I wonder how many car owners have felt safe against the threat of auto-theft with the reasoning that “I own a Ford, not a Bentley or Lamborghini.” The idea is that because you don’t think a Honda or Toyota has the same value as a BMW or Ferrari, you are safer. Unfortunately, this exact sentiment makes many car owners victims of theft. In fact, the National Insurance Crime Bureau released a famous study listing the top ten cars most likely to be stolen: Toyota, Honda, Ford, Chevrolet, Acura, Nissan. Additionally, it wasn’t the newest or most luxurious models, but the older years.
Why is this? Thieves know that luxury cars have more sophisticated anti-theft systems. They look for easy targets.
A small business owner that thinks they are too small for data theft and decides not to take cautionary protections against thieves (disgruntled or ex-employees, identity thieves, or other types) are making an unwise decision. The Symantec 2013 Internet Security Threat Report stated that 31% of all attacks were directed towards companies with less than 250 employees.
A business risk of data theft doesn’t end with proprietary information being exposed, or company financial data including credit card numbers being compromised. It can lead to sensitive customer/client, vendor or partner data being compromised. While this is a scary thought on its own, consider that your business can also be liable for the loss if a lawsuit is brought against you and a court concludes that the business did not take reasonable measure to protect the information. This could be a few hundred thousand dollars in damages directly from loss, exposure, or damage. Or, in the case of trade secrets of your company, its clients or strategic partners, this could easily be a multi-million dollar liability.
While it is advised that you contact an IT Security professional and a business lawyer to discuss liability, some generally recommended best practices are:
- Set alerts for events that might raise red flags:
- If an employee’s email volume, or attachment size is spiking from normal patterns.
- If an employee’s forwarding of items to a personal account breaks normal patterns (or if it is against policy, to restrict this all together.)
- If you suspect data theft, do not delete files, manipulate the computer or system, or comprise existing evidence.
- Find an appropriately trained professional to make sure that evidence is preserved either on computer, software, or networks. Do this in a timely matter.

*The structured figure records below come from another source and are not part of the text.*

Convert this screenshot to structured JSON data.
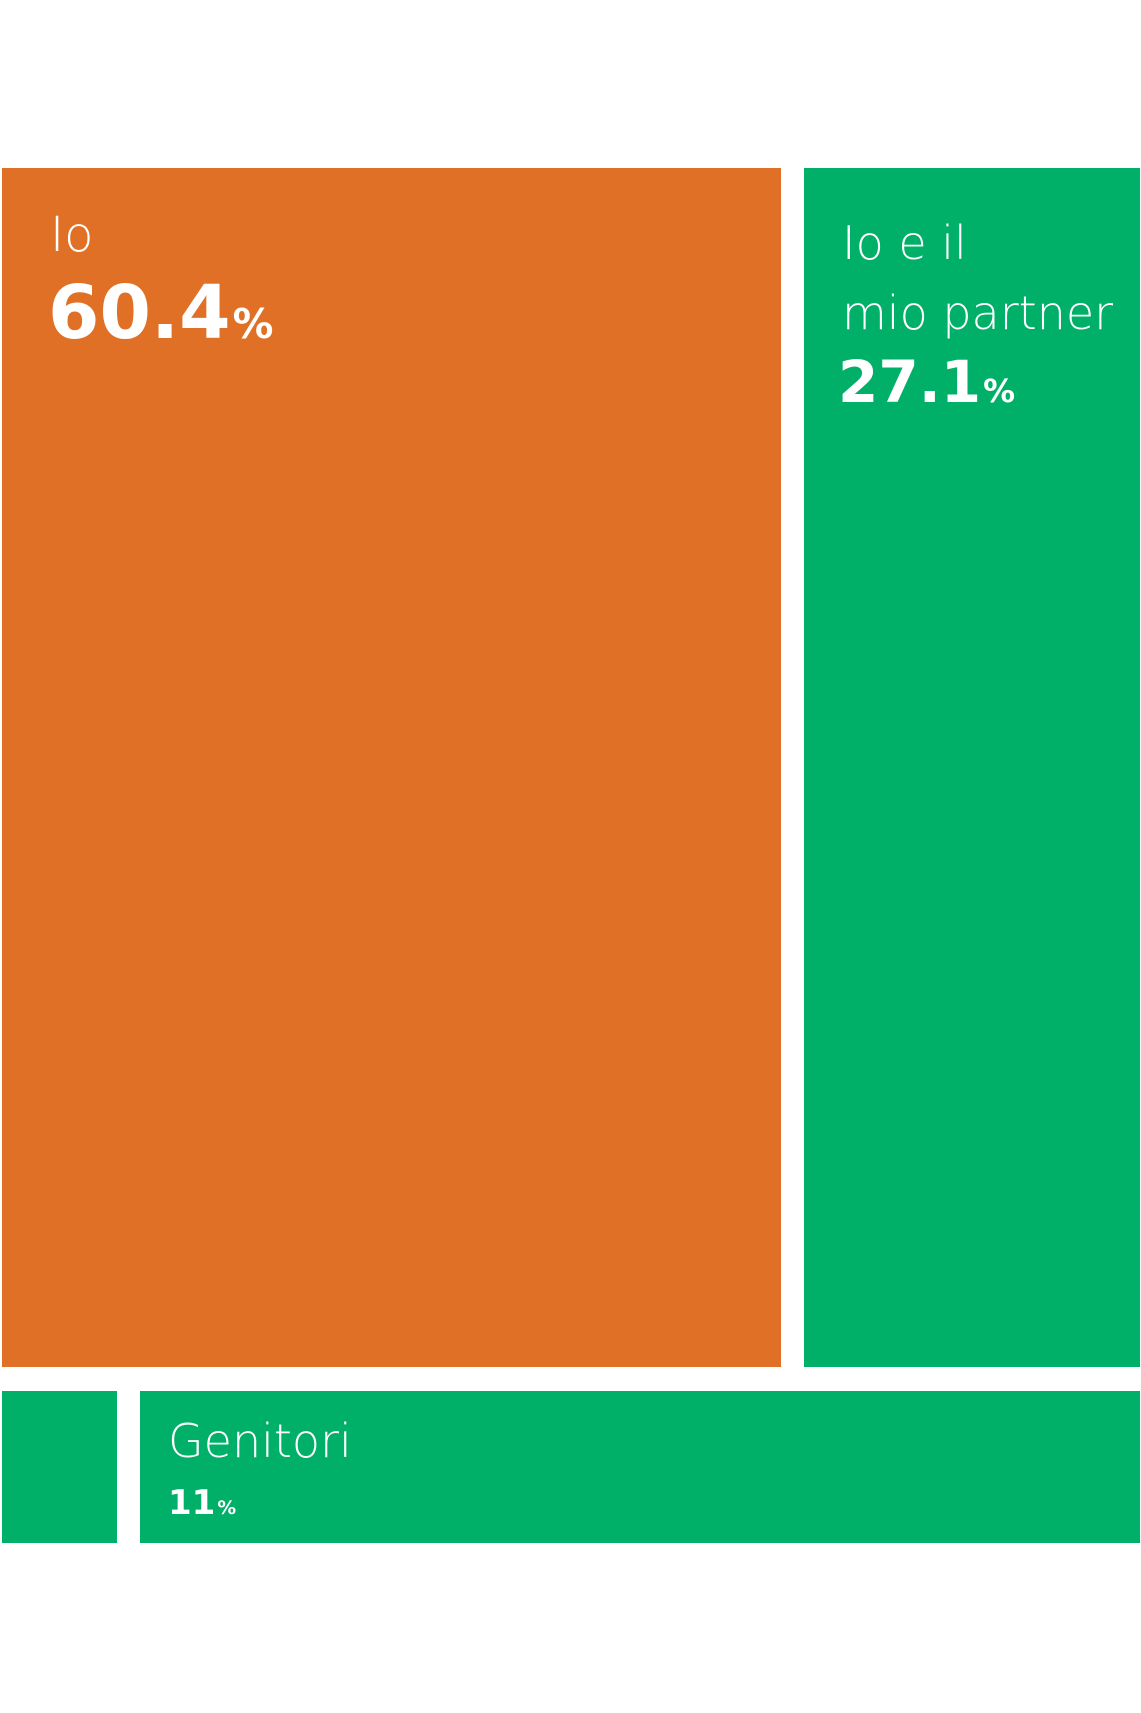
{
  "chart_data": {
    "type": "treemap",
    "unit": "%",
    "items": [
      {
        "label": "Io",
        "value": 60.4,
        "value_text": "60.4",
        "color": "#E07025"
      },
      {
        "label": "Io e il\nmio partner",
        "value": 27.1,
        "value_text": "27.1",
        "color": "#00AF68"
      },
      {
        "label": "Genitori",
        "value": 11,
        "value_text": "11",
        "color": "#00AF68"
      },
      {
        "label": "",
        "value": 1.5,
        "value_text": "",
        "color": "#00AF68"
      }
    ]
  }
}
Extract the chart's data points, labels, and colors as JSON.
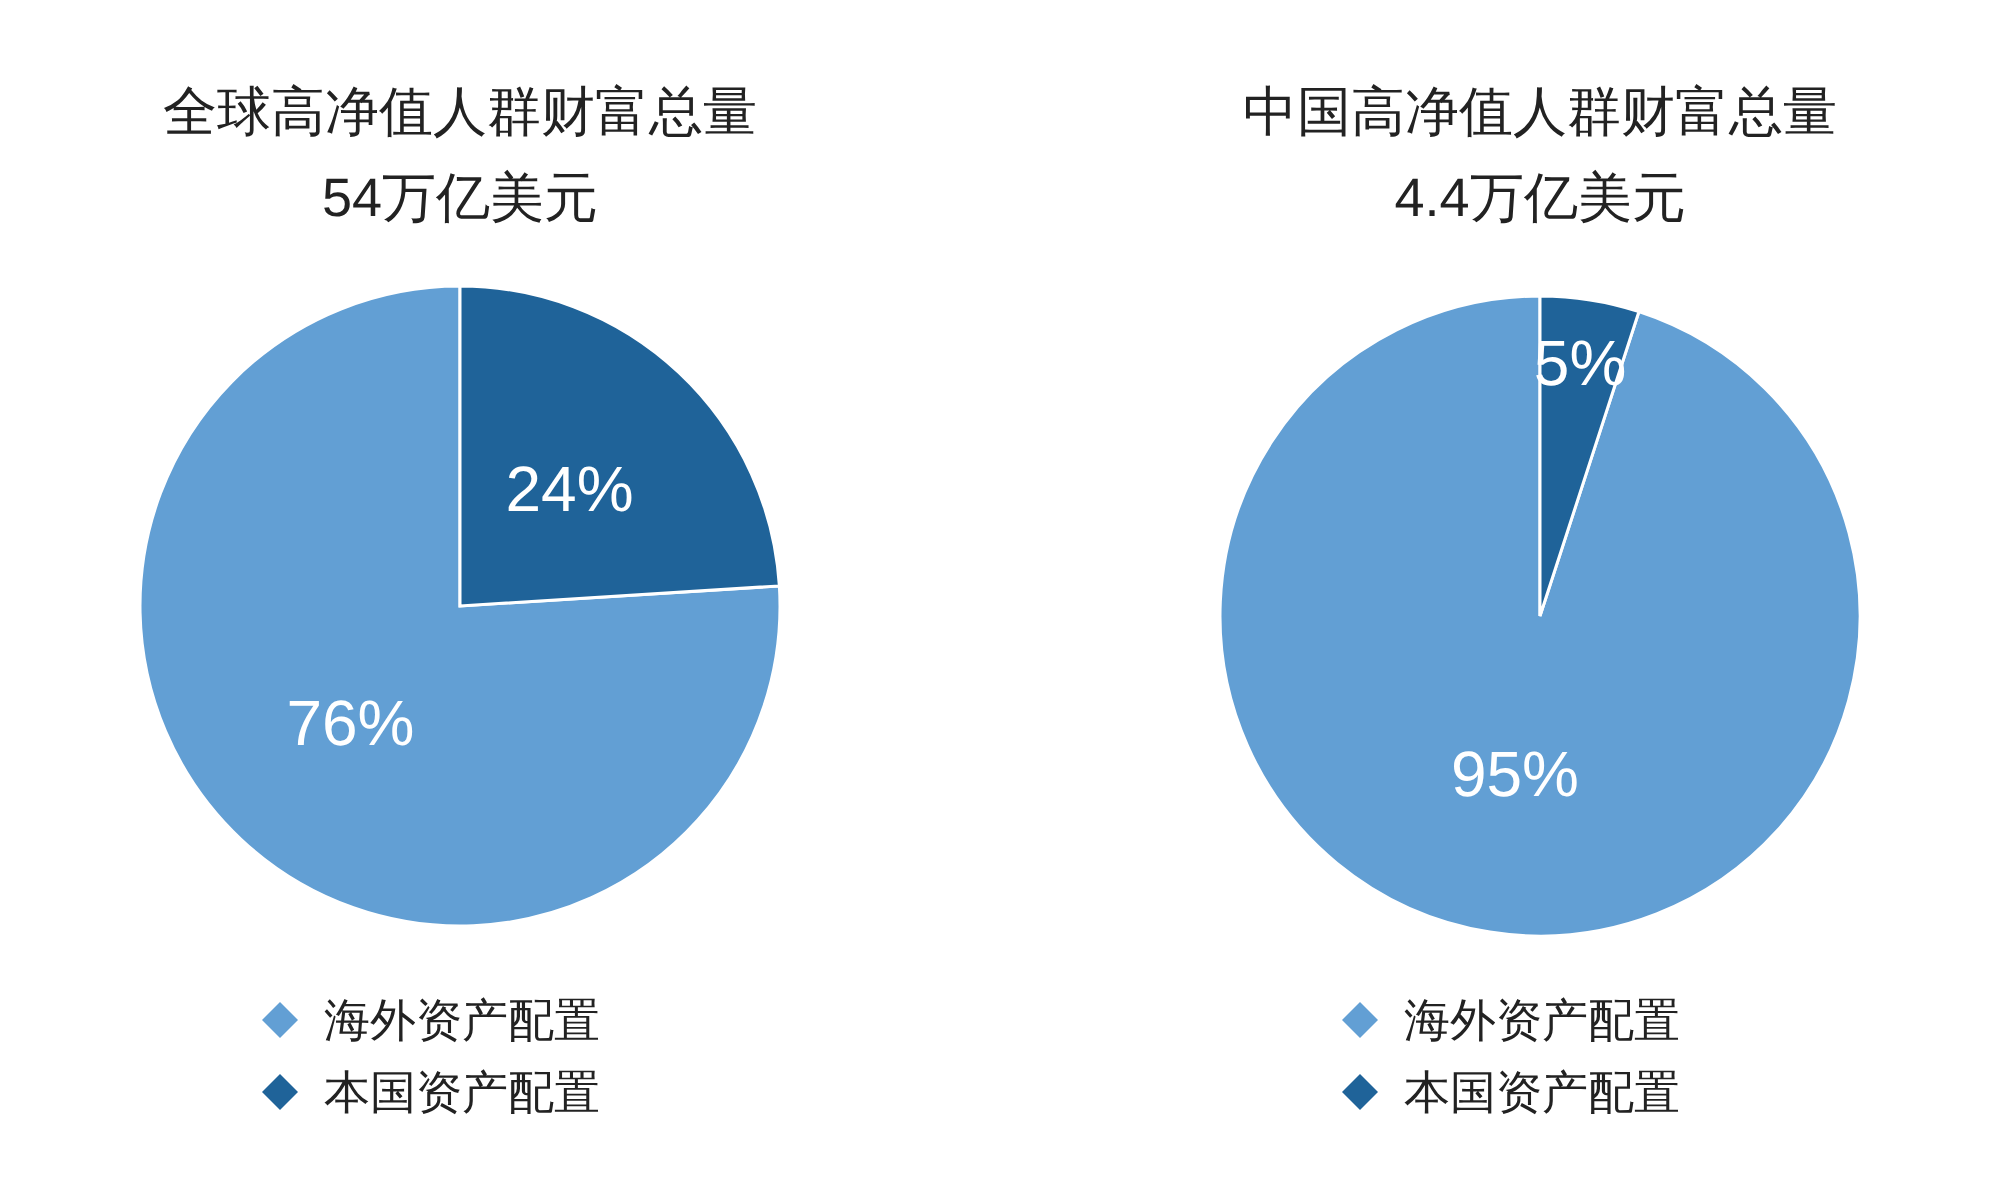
{
  "chart_data": [
    {
      "type": "pie",
      "title": "全球高净值人群财富总量",
      "subtitle": "54万亿美元",
      "categories": [
        "海外资产配置",
        "本国资产配置"
      ],
      "values": [
        76,
        24
      ],
      "colors": [
        "#629fd4",
        "#1f6399"
      ],
      "value_labels": [
        "76%",
        "24%"
      ],
      "legend": "bottom"
    },
    {
      "type": "pie",
      "title": "中国高净值人群财富总量",
      "subtitle": "4.4万亿美元",
      "categories": [
        "海外资产配置",
        "本国资产配置"
      ],
      "values": [
        95,
        5
      ],
      "colors": [
        "#629fd4",
        "#1f6399"
      ],
      "value_labels": [
        "95%",
        "5%"
      ],
      "legend": "bottom"
    }
  ]
}
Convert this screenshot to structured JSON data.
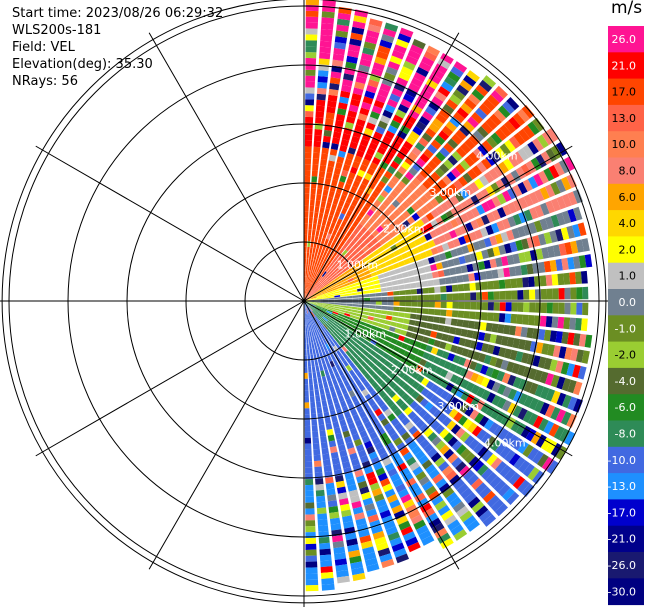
{
  "header": {
    "start_time": "Start time: 2023/08/26 06:29:32",
    "instrument": "WLS200s-181",
    "field": "Field: VEL",
    "elevation": "Elevation(deg): 35.30",
    "nrays": "NRays: 56"
  },
  "chart_data": {
    "type": "heatmap",
    "projection": "polar-ppi",
    "title": "",
    "units": "m/s",
    "range_rings_km": [
      1.0,
      2.0,
      3.0,
      4.0
    ],
    "range_ring_labels": [
      "1.00km",
      "2.00km",
      "3.00km",
      "4.00km"
    ],
    "azimuth_span_deg": [
      0,
      180
    ],
    "rays": 56,
    "colorbar": {
      "bins": [
        {
          "label": "26.0",
          "color": "#ff1493"
        },
        {
          "label": "21.0",
          "color": "#ff0000"
        },
        {
          "label": "17.0",
          "color": "#ff4500"
        },
        {
          "label": "13.0",
          "color": "#ff6347"
        },
        {
          "label": "10.0",
          "color": "#ff7f50"
        },
        {
          "label": "8.0",
          "color": "#fa8072"
        },
        {
          "label": "6.0",
          "color": "#ffa500"
        },
        {
          "label": "4.0",
          "color": "#ffd700"
        },
        {
          "label": "2.0",
          "color": "#ffff00"
        },
        {
          "label": "1.0",
          "color": "#c0c0c0"
        },
        {
          "label": "0.0",
          "color": "#708090"
        },
        {
          "label": "-1.0",
          "color": "#6b8e23"
        },
        {
          "label": "-2.0",
          "color": "#9acd32"
        },
        {
          "label": "-4.0",
          "color": "#556b2f"
        },
        {
          "label": "-6.0",
          "color": "#228b22"
        },
        {
          "label": "-8.0",
          "color": "#2e8b57"
        },
        {
          "label": "-10.0",
          "color": "#4169e1"
        },
        {
          "label": "-13.0",
          "color": "#1e90ff"
        },
        {
          "label": "-17.0",
          "color": "#0000cd"
        },
        {
          "label": "-21.0",
          "color": "#00008b"
        },
        {
          "label": "-26.0",
          "color": "#191970"
        },
        {
          "label": "-30.0",
          "color": "#000080"
        }
      ]
    }
  }
}
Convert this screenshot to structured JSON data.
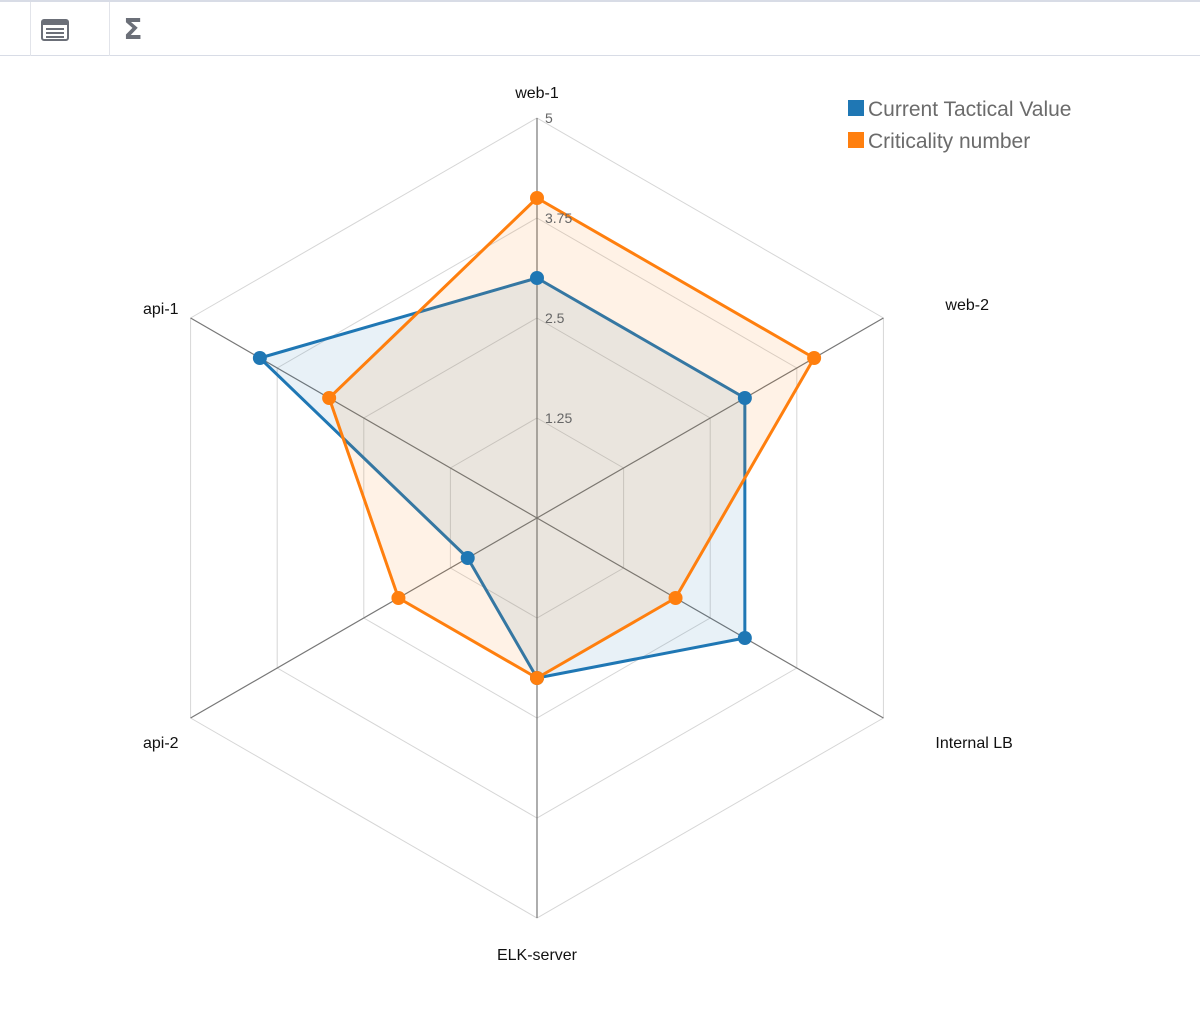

- Design policies and written agreements with employees that protect your rights.
- Confidentiality
- Written and Acknowledged Use of Company Equipment Policies
- Trade Secret Agreements
- Conduct Exit Interviews
- This is usually a good policy regardless. However, you can take the opportunity to acknowledge and request the return of equipment, or other intellectual property.
Preventative measures like written policies that protect your liability and technology/IT vendors are a must have for small businesses. Even if you are not sure if your business might be exposed to liability, it could be a good idea to hire a business lawyer to help assess.
As always, remember to consult with an experienced business litigation attorney before taking action.